Wspomniał Pan, że stara się w swoich książkach nie demonizować i nie mitologizować. W związku z tym, czy porusza Pan też „niewygodne” tematy? Czy zajmuje się pan różnego rodzaju problemami opisywanych społeczeństw, a więc chociażby biedą, tysiącami żebraków na ulicach Indii itd.?
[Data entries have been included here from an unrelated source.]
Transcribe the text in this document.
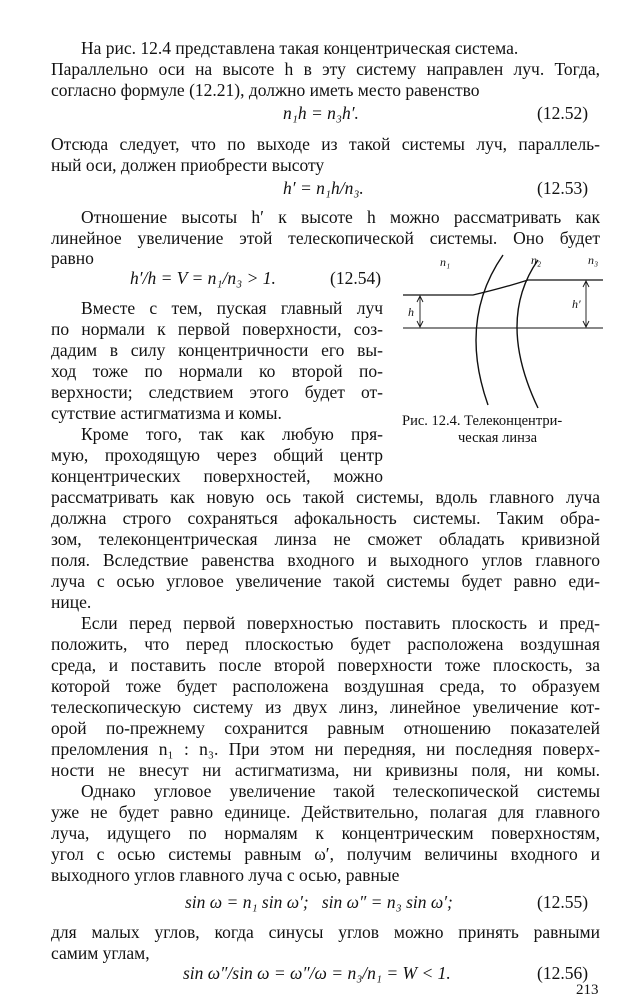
На рис. 12.4 представлена такая концентрическая система.
Параллельно оси на высоте h в эту систему направлен луч. Тогда,
согласно формуле (12.21), должно иметь место равенство
n₁h = n₃h′.	(12.52)
Отсюда следует, что по выходе из такой системы луч, параллель-
ный оси, должен приобрести высоту
h′ = n₁h/n₃.	(12.53)
Отношение высоты h′ к высоте h можно рассматривать как
линейное увеличение этой телескопической системы. Оно будет
равно
h′/h = V = n₁/n₃ > 1.	(12.54)
Вместе с тем, пуская главный луч
по нормали к первой поверхности, соз-
дадим в силу концентричности его вы-
ход тоже по нормали ко второй по-
верхности; следствием этого будет от-
сутствие астигматизма и комы.
Кроме того, так как любую пря-
мую, проходящую через общий центр
концентрических поверхностей, можно
рассматривать как новую ось такой системы, вдоль главного луча
должна строго сохраняться афокальность системы. Таким обра-
зом, телеконцентрическая линза не сможет обладать кривизной
поля. Вследствие равенства входного и выходного углов главного
луча с осью угловое увеличение такой системы будет равно еди-
нице.
Если перед первой поверхностью поставить плоскость и пред-
положить, что перед плоскостью будет расположена воздушная
среда, и поставить после второй поверхности тоже плоскость, за
которой тоже будет расположена воздушная среда, то образуем
телескопическую систему из двух линз, линейное увеличение кот-
орой по-прежнему сохранится равным отношению показателей
преломления n₁ : n₃. При этом ни передняя, ни последняя поверх-
ности не внесут ни астигматизма, ни кривизны поля, ни комы.
Однако угловое увеличение такой телескопической системы
уже не будет равно единице. Действительно, полагая для главного
луча, идущего по нормалям к концентрическим поверхностям,
угол с осью системы равным ω′, получим величины входного и
выходного углов главного луча с осью, равные
sin ω = n₁ sin ω′;   sin ω″ = n₃ sin ω′;	(12.55)
для малых углов, когда синусы углов можно принять равными
самим углам,
sin ω″/sin ω = ω″/ω = n₃/n₁ = W < 1.	(12.56)
213
n₁	n₂	n₃
h
h′
Рис. 12.4. Телеконцентри-
ческая линза
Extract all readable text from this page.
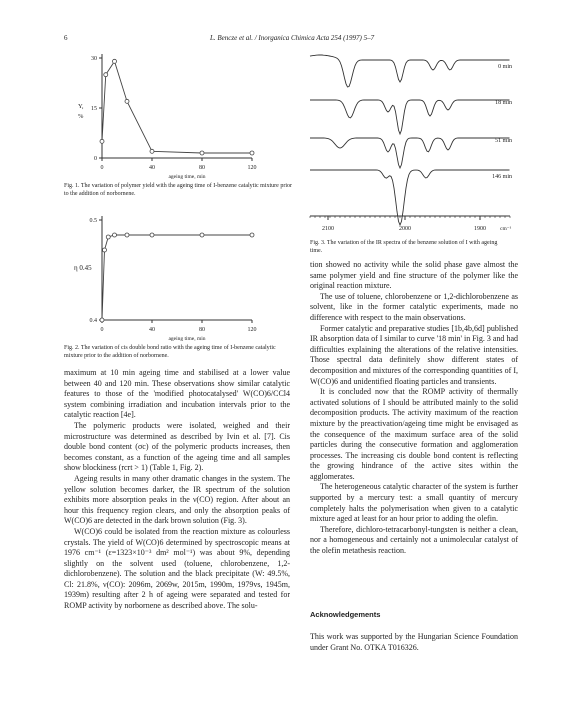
6	L. Bencze et al. / Inorganica Chimica Acta 254 (1997) 5–7
0	40	80	120
0
15
30
ageing time, min
Y,
%
Fig. 1. The variation of polymer yield with the ageing time of I-benzene catalytic mixture prior to the addition of norbornene.
0	40	80	120
0.4
0.5
ageing time, min
η 0.45
Fig. 2. The variation of cis double bond ratio with the ageing time of I-benzene catalytic mixture prior to the addition of norbornene.
2100	2000	1900	cm⁻¹
0 min
18 min
51 min
146 min
Fig. 3. The variation of the IR spectra of the benzene solution of I with ageing time.

maximum at 10 min ageing time and stabilised at a lower value between 40 and 120 min. These observations show similar catalytic features to those of the 'modified photocatalysed' W(CO)6/CCl4 system combining irradiation and incubation intervals prior to the catalytic reaction [4e].

The polymeric products were isolated, weighed and their microstructure was determined as described by Ivin et al. [7]. Cis double bond content (σc) of the polymeric products increases, then becomes constant, as a function of the ageing time and all samples show blockiness (rcrt > 1) (Table 1, Fig. 2).

Ageing results in many other dramatic changes in the system. The yellow solution becomes darker, the IR spectrum of the solution exhibits more absorption peaks in the ν(CO) region. After about an hour this frequency region clears, and only the absorption peaks of W(CO)6 are detected in the dark brown solution (Fig. 3).

W(CO)6 could be isolated from the reaction mixture as colourless crystals. The yield of W(CO)6 determined by spectroscopic means at 1976 cm⁻¹ (ε=1323×10⁻³ dm² mol⁻¹) was about 9%, depending slightly on the solvent used (toluene, chlorobenzene, 1,2-dichlorobenzene). The solution and the black precipitate (W: 49.5%, Cl: 21.8%, ν(CO): 2096m, 2069w, 2015m, 1990m, 1979vs, 1945m, 1939m) resulting after 2 h of ageing were separated and tested for ROMP activity by norbornene as described above. The solu-

tion showed no activity while the solid phase gave almost the same polymer yield and fine structure of the polymer like the original reaction mixture.

The use of toluene, chlorobenzene or 1,2-dichlorobenzene as solvent, like in the former catalytic experiments, made no difference with respect to the main observations.

Former catalytic and preparative studies [1b,4b,6d] published IR absorption data of I similar to curve '18 min' in Fig. 3 and had difficulties explaining the alterations of the relative intensities. Those spectral data definitely show different states of decomposition and mixtures of the corresponding quantities of I, W(CO)6 and unidentified floating particles and transients.

It is concluded now that the ROMP activity of thermally activated solutions of I should be attributed mainly to the solid decomposition products. The activity maximum of the reaction mixture by the preactivation/ageing time might be envisaged as the consequence of the maximum surface area of the solid particles during the consecutive formation and agglomeration processes. The increasing cis double bond content is reflecting the growing hindrance of the active sites within the agglomerates.

The heterogeneous catalytic character of the system is further supported by a mercury test: a small quantity of mercury completely halts the polymerisation when given to a catalytic mixture aged at least for an hour prior to adding the olefin.

Therefore, dichloro-tetracarbonyl-tungsten is neither a clean, nor a homogeneous and certainly not a unimolecular catalyst of the olefin metathesis reaction.

Acknowledgements
This work was supported by the Hungarian Science Foundation under Grant No. OTKA T016326.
O tym wszyscy wiemy. Warto się raczej zastanowić nad tym, dlaczego tak jest i dlaczego nas to razi. Myślę o tym, by napisać o różnicach między tak zwanymi ludźmi Północy i ludźmi Południa. Wciąż, niestety, posługujemy się krzywdzącymi stereotypami, gdyż myślimy i oceniamy świat w bardzo europocentryczny, albo i polskocentryczny, sposób. To przede wszystkim wyraz pewnych kompleksów, brak wiedzy, ignorancja, nieumiejętność zrozumienia świata i pewnych procesów w nim zachodzących.
Ale myślę też, że nie jest to wyłącznie nasza przywara, lecz cecha, którą charakteryzują się liczne ludy i narody. Zdarza się często, że jeśli czegoś nie rozumiemy, to to ignorujemy i lekceważmy, zamiast zgłębiać i przyglądać się temu. Staram się zrozumieć i opisać ten świat. Gdy opisuję na przykład jakieś elementy ubioru, to nie po to, by napisać: „Patrzcie, jak on się dziwnie ubrał!”, tylko dlatego, by zastanowić się, dlaczego ten ubiór tak bardzo różni się od naszego.